The Woman Who Made Me – A Tribute to My Mother
To My Mother, On This Day
Prepared by Rabbi Anchelle Perl
A Mother’s Day Meditation to Read Aloud
Mama — before I say anything else, let me say this: I see you.
I see the years you carried me before I could carry myself. I see the meals, the worries, the late nights, the early mornings, the thousand small acts of love I was too young to notice and, for a while, too busy to thank you for.
Our Sages call a mother akeres habayis — the root of the home. Not the decoration. Not even the manager. The root. Above the ground, the world sees the trunk and branches; underneath, unseen, is the root that holds it all. That is who you have been to me. Whatever I have grown into, I grew because you were holding.
You were my first teacher of Torah and Jewish learning.
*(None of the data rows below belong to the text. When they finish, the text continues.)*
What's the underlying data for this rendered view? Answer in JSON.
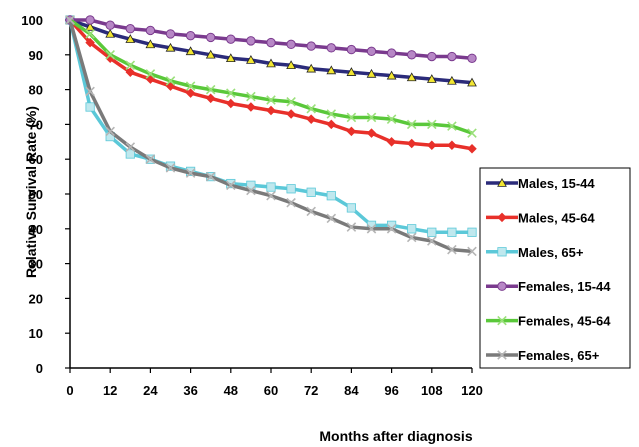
{
  "chart_data": {
    "type": "line",
    "xlabel": "Months after diagnosis",
    "ylabel": "Relative Survival Rate (%)",
    "xlim": [
      0,
      120
    ],
    "ylim": [
      0,
      100
    ],
    "x_ticks": [
      0,
      12,
      24,
      36,
      48,
      60,
      72,
      84,
      96,
      108,
      120
    ],
    "y_ticks": [
      0,
      10,
      20,
      30,
      40,
      50,
      60,
      70,
      80,
      90,
      100
    ],
    "grid": false,
    "legend_position": "right",
    "x": [
      0,
      6,
      12,
      18,
      24,
      30,
      36,
      42,
      48,
      54,
      60,
      66,
      72,
      78,
      84,
      90,
      96,
      102,
      108,
      114,
      120
    ],
    "series": [
      {
        "name": "Males, 15-44",
        "color": "#2b2b7a",
        "marker_fill": "#f2e632",
        "marker": "triangle",
        "values": [
          100,
          98,
          96,
          94.5,
          93,
          92,
          91,
          90,
          89,
          88.5,
          87.5,
          87,
          86,
          85.5,
          85,
          84.5,
          84,
          83.5,
          83,
          82.5,
          82
        ]
      },
      {
        "name": "Males, 45-64",
        "color": "#e8302a",
        "marker_fill": "#e8302a",
        "marker": "diamond",
        "values": [
          100,
          93.5,
          89,
          85,
          83,
          81,
          79,
          77.5,
          76,
          75,
          74,
          73,
          71.5,
          70,
          68,
          67.5,
          65,
          64.5,
          64,
          64,
          63
        ]
      },
      {
        "name": "Males, 65+",
        "color": "#5bc8d8",
        "marker_fill": "#bfe8ee",
        "marker": "square",
        "values": [
          100,
          75,
          66.5,
          61.5,
          60,
          58,
          56.5,
          55,
          53,
          52.5,
          52,
          51.5,
          50.5,
          49.5,
          46,
          41,
          41,
          40,
          39,
          39,
          39
        ]
      },
      {
        "name": "Females, 15-44",
        "color": "#7a3a8e",
        "marker_fill": "#b787c6",
        "marker": "circle",
        "values": [
          100,
          100,
          98.5,
          97.5,
          97,
          96,
          95.5,
          95,
          94.5,
          94,
          93.5,
          93,
          92.5,
          92,
          91.5,
          91,
          90.5,
          90,
          89.5,
          89.5,
          89
        ]
      },
      {
        "name": "Females, 45-64",
        "color": "#5ac83a",
        "marker_fill": "#9ae07a",
        "marker": "x",
        "values": [
          100,
          96,
          90,
          87,
          84.5,
          82.5,
          81,
          80,
          79,
          78,
          77,
          76.5,
          74.5,
          73,
          72,
          72,
          71.5,
          70,
          70,
          69.5,
          67.5
        ]
      },
      {
        "name": "Females, 65+",
        "color": "#7a7a7a",
        "marker_fill": "#b5b5b5",
        "marker": "x",
        "values": [
          100,
          79.5,
          68,
          63.5,
          60,
          57.5,
          56,
          55,
          52.5,
          51,
          49.5,
          47.5,
          45,
          43,
          40.5,
          40,
          40,
          37.5,
          36.5,
          34,
          33.5
        ]
      }
    ]
  }
}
Long before any teacher or classroom, I learned from you how to bless food, how to whisper Shema before sleep, how a Jewish home smells on Friday afternoon, how to greet a stranger, how to forgive.
You taught me Torah Jewish knowledge without ever opening a book — by being the book.
In the language of Jewish mysticism, a mother is Binah — the one who takes a spark and turns it into a home a soul can live in. That is what you did with me. You took the raw soul G-d gave you and built a life around it, slowly, patiently, with your own two hands.
When the Torah names the first woman, it calls her Chava -Em Kol Chai — “mother of all life.” Every Jewish mother since has carried a piece of that name. You carried it for me.
For the lullabies you sang when I could not yet understand the words — for the tears you cried for me when I did not know I needed to be cried for — for the laughter, like Sarah’s, that refused to give up on a better tomorrow — for the prayers you whispered over me as I slept, that I am only beginning to feel now —
Thank you, Mama. Thank you.
Our Sages teach that in the merit of righteous women our ancestors were redeemed from Egypt — and that in the merit of righteous women, the final Redemption will come. Mama, you are part of that merit. Every Shabbos candle you have lit, every bracha you have said, every tefillah you have whispered for your children — Heaven has counted them all.
May the Almighty bless you with health, with nachas, with years of joy. May you live to see the seeds you planted bloom in front of your eyes. And may we, together, very soon, witness the day Rachel Imeinu our Matriarch was promised — when all her children come home.
I love you, Mama. Today, and every day.